Emma Donoghue’s 10 Best Books
- Alan Garner’s Red Shift is an extraordinary fantasy novel about the same spot in England in Roman, Civil War, and modern times; in my teens this book was a cult for me, and I think it should be rediscovered by all fans of, say, Philip Pullman.
- Which leads me to Philip Pullman’s trilogy His Dark Materials — Perhaps the most ambitious ‘“children’s books” (whatever that means) around today.
- Emily Dickinson’s Collected Works — Because she’s like a Martian, she has a strange and original take on every aspect of life on Earth.
- Sarah Waters’s Affinity — I read it in one sitting on a long night flight over the Atlantic (perhaps the ideal conditions for any book?) and was completely gripped and spooked out by this ghost/love story set in a Victorian prison.
- Carol Anshaw’s Aquamarine — A brilliant examination of three ways someone’s life might have gone.
- Wilkie Collins’s The Woman in White — A fantastic, tight Victorian thriller about a stolen identity.
- Alan Gurganus’s Oldest Living Confederate Widow Tells All — An extraordinary saga about the Civil War South.

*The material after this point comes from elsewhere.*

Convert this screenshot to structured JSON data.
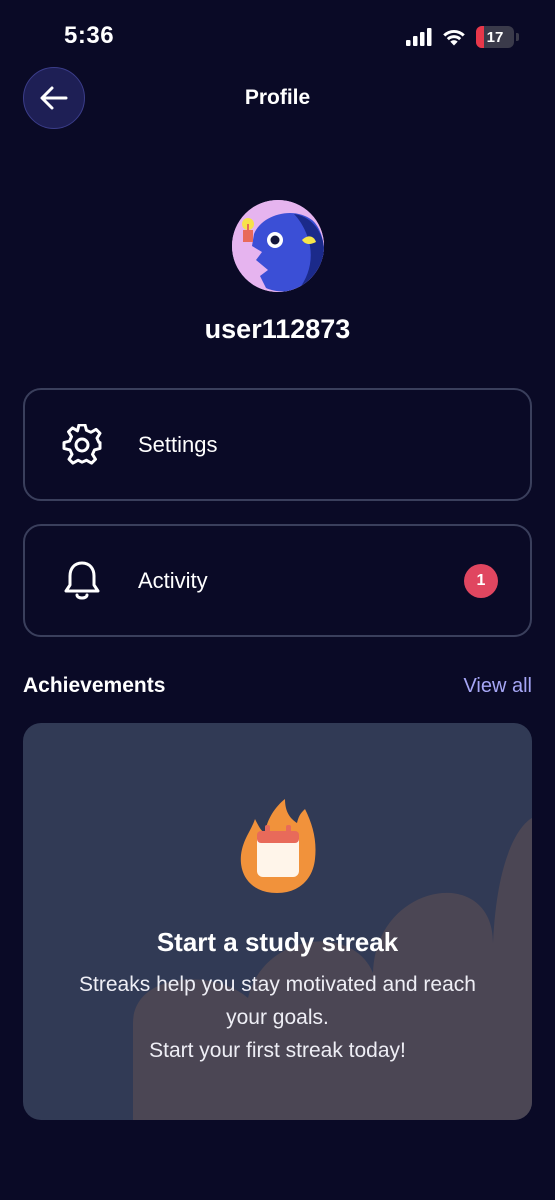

- Carol Shields’ The Stone Diaries — A deeply satisfying experiment with many different ways of narrating an ordinary life, and it made me weep hysterically on a train, much to my lover’s embarrassment.
- Jane Austen’s Emma — I can’t prove it’s her best, but it’s the one I’m named after, and I strongly identify with her spoiled, arrogant, likeable heroine.
- Audrey Niffeneger’s The Time Traveler’s Wife — I’ve only just finished this funny-strange, funny-ha-ha love story, so it’s my latest favourite.